En cuanto dejamos de pedir imágenes, los conflictos desaparecen. Toma Jeans el ejemplo de la luz: ¿es onda o partícula? Ambas son imágenes que sacamos de la experiencia ordinaria donde hay ondas en el agua y piedras sólidas que no ondulan. La luz se comporta como partícula cuando viene del Sol a la Tierra porque no hay éter que ondule, como partícula cuando arranca electrones a una placa de metal, pero es onda cuando muestra interferencia y difracción ¿qué es, finalmente? No necesitamos seguirlo discutiendo: “Si contamos con una fórmula matemática que describe el comportamiento de la luz con toda precisión, ahí tenemos todo lo que es preciso saber sobre ella”. Igual pregunta nos podemos hacer sobre un grupo de electrones: ¿Existe en tres o más dimensiones? “Ese sistema de electrones existe en una fórmula matemática; ésta, y ninguna otra cosa, es lo que representa la última realidad”.
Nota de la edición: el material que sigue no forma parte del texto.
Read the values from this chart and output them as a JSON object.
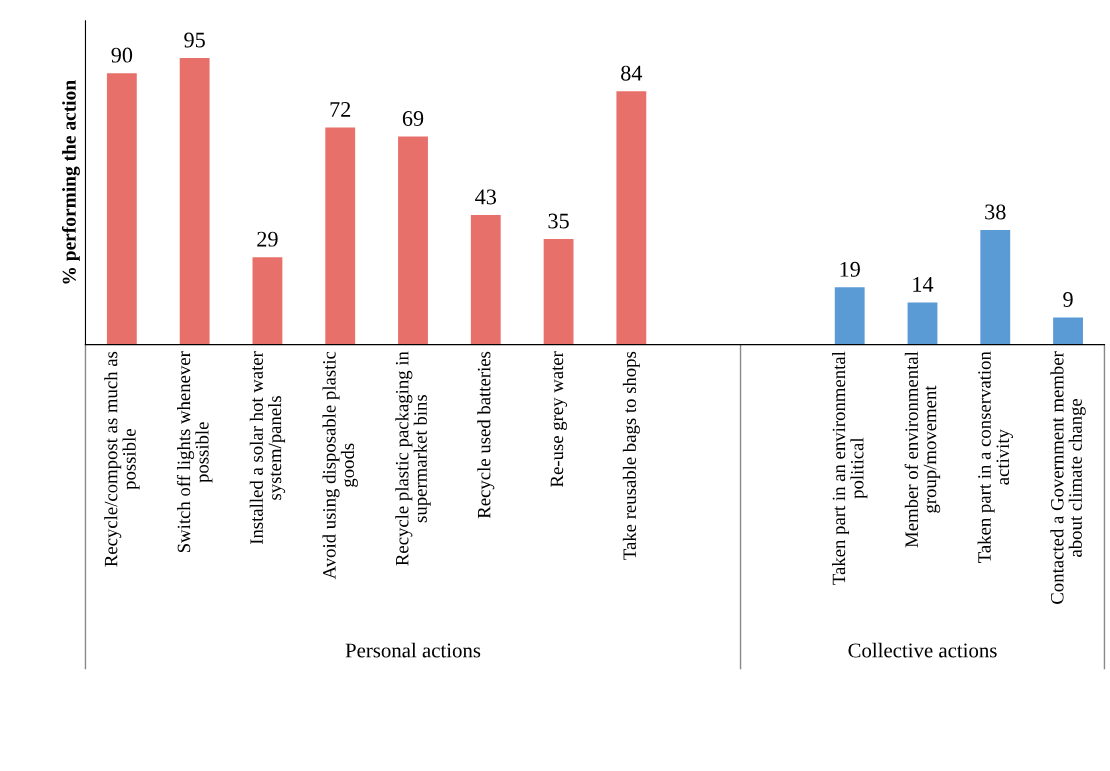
{
  "chart_data": {
    "type": "bar",
    "ylabel": "% performing the action",
    "categories": [
      "Recycle/compost as much as possible",
      "Switch off lights whenever possible",
      "Installed a solar hot water system/panels",
      "Avoid using disposable plastic goods",
      "Recycle plastic packaging in supermarket bins",
      "Recycle used batteries",
      "Re-use grey water",
      "Take reusable bags to shops",
      null,
      null,
      "Taken part in an environmental political",
      "Member of environmental group/movement",
      "Taken part in a conservation activity",
      "Contacted a Government member about climate change"
    ],
    "values": [
      90,
      95,
      29,
      72,
      69,
      43,
      35,
      84,
      null,
      null,
      19,
      14,
      38,
      9
    ],
    "colors": [
      "#e8706a",
      "#e8706a",
      "#e8706a",
      "#e8706a",
      "#e8706a",
      "#e8706a",
      "#e8706a",
      "#e8706a",
      "#e8706a",
      "#e8706a",
      "#5b9bd5",
      "#5b9bd5",
      "#5b9bd5",
      "#5b9bd5"
    ],
    "data_labels": true,
    "annotations": [
      "Personal actions",
      "Collective actions"
    ]
  }
}
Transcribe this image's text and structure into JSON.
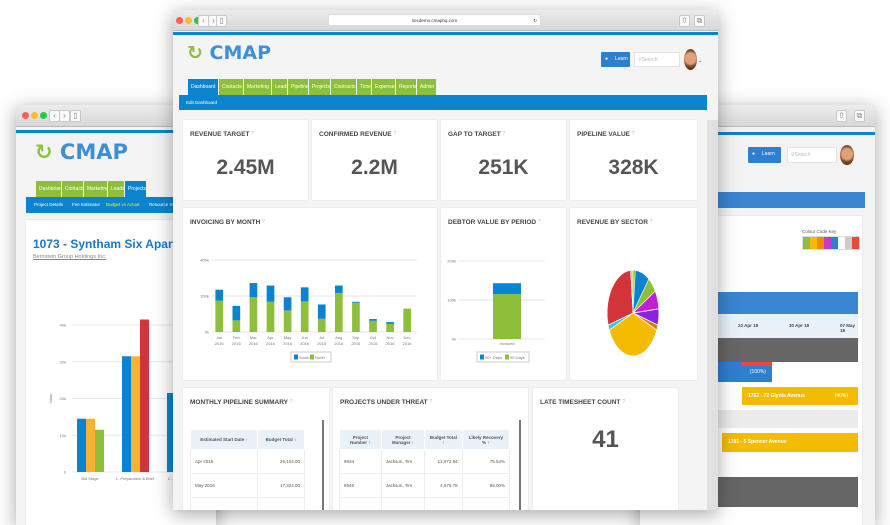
{
  "left_window": {
    "logo": "CMAP",
    "tabs": [
      "Dashboard",
      "Contacts",
      "Marketing",
      "Leads",
      "Projects"
    ],
    "subnav": [
      "Project Details",
      "Fee Estimator",
      "Budget vs Actual",
      "Resource Sc"
    ],
    "project_title": "1073 - Syntham Six Apartment Blo",
    "client_link": "Bernstein Group Holdings Inc.",
    "chart_data": {
      "type": "bar",
      "ylabel": "Value",
      "ylim": [
        0,
        40000
      ],
      "yticks": [
        "0",
        "10k",
        "20k",
        "30k",
        "40k"
      ],
      "categories": [
        "Bid Stage",
        "1- Preparation & Brief",
        "2 - Con Desig"
      ],
      "series": [
        {
          "color": "#0a84d0",
          "values": [
            14500,
            31500,
            21500
          ]
        },
        {
          "color": "#f8b133",
          "values": [
            14500,
            31500,
            21500
          ]
        },
        {
          "color": "#d3343a",
          "values": [
            null,
            41500,
            null
          ]
        },
        {
          "color": "#8dbf3a",
          "values": [
            11500,
            null,
            null
          ]
        }
      ]
    }
  },
  "main_window": {
    "url": "secdemo.cmaphq.com",
    "logo": "CMAP",
    "learn_label": "Learn",
    "search_placeholder": "Search",
    "tabs": [
      "Dashboard",
      "Contacts",
      "Marketing",
      "Leads",
      "Pipeline",
      "Projects",
      "Contracts",
      "Time",
      "Expenses",
      "Reports",
      "Admin"
    ],
    "subnav": [
      "Edit Dashboard"
    ],
    "kpis": [
      {
        "title": "REVENUE TARGET",
        "value": "2.45M"
      },
      {
        "title": "CONFIRMED REVENUE",
        "value": "2.2M"
      },
      {
        "title": "GAP TO TARGET",
        "value": "251K"
      },
      {
        "title": "PIPELINE VALUE",
        "value": "328K"
      }
    ],
    "invoicing": {
      "title": "INVOICING BY MONTH",
      "chart_data": {
        "type": "bar",
        "stacked": true,
        "ylim": [
          0,
          400000
        ],
        "yticks": [
          "0k",
          "200k",
          "400k"
        ],
        "categories": [
          [
            "Jan",
            "2016"
          ],
          [
            "Feb",
            "2016"
          ],
          [
            "Mar",
            "2016"
          ],
          [
            "Apr",
            "2016"
          ],
          [
            "May",
            "2016"
          ],
          [
            "Jun",
            "2016"
          ],
          [
            "Jul",
            "2016"
          ],
          [
            "Aug",
            "2016"
          ],
          [
            "Sep",
            "2016"
          ],
          [
            "Oct",
            "2016"
          ],
          [
            "Nov",
            "2016"
          ],
          [
            "Dec",
            "2016"
          ]
        ],
        "series": [
          {
            "name": "North",
            "color": "#8dbf3a",
            "values": [
              175000,
              65000,
              193000,
              168000,
              120000,
              170000,
              73000,
              217000,
              163000,
              62000,
              45000,
              130000
            ]
          },
          {
            "name": "South",
            "color": "#0a84d0",
            "values": [
              60000,
              80000,
              79000,
              90000,
              73000,
              78000,
              80000,
              41000,
              5000,
              10000,
              10000,
              0
            ]
          }
        ],
        "legend": [
          "South",
          "North"
        ],
        "legend_position": "bottom"
      }
    },
    "debtor": {
      "title": "DEBTOR VALUE BY PERIOD",
      "chart_data": {
        "type": "bar",
        "stacked": true,
        "ylim": [
          0,
          200000
        ],
        "yticks": [
          "0k",
          "100k",
          "200k"
        ],
        "categories": [
          "Invoiced"
        ],
        "series": [
          {
            "name": "90 Days",
            "color": "#8dbf3a",
            "values": [
              115000
            ]
          },
          {
            "name": "90+ Days",
            "color": "#0a84d0",
            "values": [
              28000
            ]
          }
        ],
        "legend": [
          "90+ Days",
          "90 Days"
        ],
        "legend_position": "bottom"
      }
    },
    "sector": {
      "title": "REVENUE BY SECTOR",
      "chart_data": {
        "type": "pie",
        "slices": [
          {
            "color": "#8dbf3a",
            "value": 1.5
          },
          {
            "color": "#0a84d0",
            "value": 9
          },
          {
            "color": "#8dbf3a",
            "value": 6
          },
          {
            "color": "#c21dd8",
            "value": 7
          },
          {
            "color": "#8a22e0",
            "value": 6
          },
          {
            "color": "#e07a10",
            "value": 2
          },
          {
            "color": "#f5bb00",
            "value": 37
          },
          {
            "color": "#3ec6d8",
            "value": 2
          },
          {
            "color": "#d3343a",
            "value": 28
          },
          {
            "color": "#b8e07a",
            "value": 1.5
          }
        ]
      }
    },
    "pipeline_summary": {
      "title": "MONTHLY PIPELINE SUMMARY",
      "columns": [
        "Estimated Start Date",
        "Budget Total"
      ],
      "rows": [
        [
          "Apr 2016",
          "26,104.00"
        ],
        [
          "May 2016",
          "17,324.00"
        ]
      ]
    },
    "projects_threat": {
      "title": "PROJECTS UNDER THREAT",
      "columns": [
        "Project Number",
        "Project Manager",
        "Budget Total",
        "Likely Recovery %"
      ],
      "rows": [
        [
          "8834",
          "Jackson, Tim",
          "12,972.84",
          "75.54%"
        ],
        [
          "8948",
          "Jackson, Tim",
          "4,675.78",
          "86.00%"
        ]
      ]
    },
    "late_timesheet": {
      "title": "LATE TIMESHEET COUNT",
      "value": "41"
    }
  },
  "right_window": {
    "learn_label": "Learn",
    "search_placeholder": "Search",
    "colour_key_label": "Colour Code Key",
    "colour_key": [
      "#8dbf3a",
      "#f5bb00",
      "#f08a00",
      "#c23ac8",
      "#2e7fd0",
      "#ffffff",
      "#cccccc",
      "#e84a3a"
    ],
    "dates": [
      "23 Apr 18",
      "30 Apr 18",
      "07 May 18"
    ],
    "bars": [
      {
        "label": "",
        "pct": "(100%)",
        "color": "#2e7fd0"
      },
      {
        "label": "1762 - 72 Glynis Avenue",
        "pct": "(40%)",
        "color": "#f5bb00"
      },
      {
        "label": "1781 - 5 Spencer Avenue",
        "pct": "",
        "color": "#f5bb00"
      }
    ]
  }
}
Y entonces Jeans da el gran salto: “Si el universo es esencialmente pensamiento, también su creación debió de ser un acto de pensamiento”. Retoma el idealismo radical: la mente es creadora y gobernadora de la materia: “No, por supuesto, la mente de cada uno de nosotros, sino la mente en la que existen como pensamientos los átomos”. No pone mayúscula, pero es el Uno de Parménides.

Así es como Jeans arriba a su conclusión luego de un formidable tour de force aquí apenas mal esbozado: “El universo se parece cada vez menos a una gran maquinaria y cada vez más a un gran pensamiento”. A la pregunta última ¿qué es?, responde: es pensamiento.

Es a lo que Schrödinger se refiere como “la cuestión de la gran Unidad, el Uno de Parménides, del cual todos formamos parte, al cual todos pertenecemos”. En fin, los físicos fundadores citan a los filósofos presocráticos del siglo VI a.C., la física cuántica los lleva a viejas intuiciones de la mística. Luego el new age se encargaría de abaratar estas reflexiones y venderlas en pócimas esotéricas.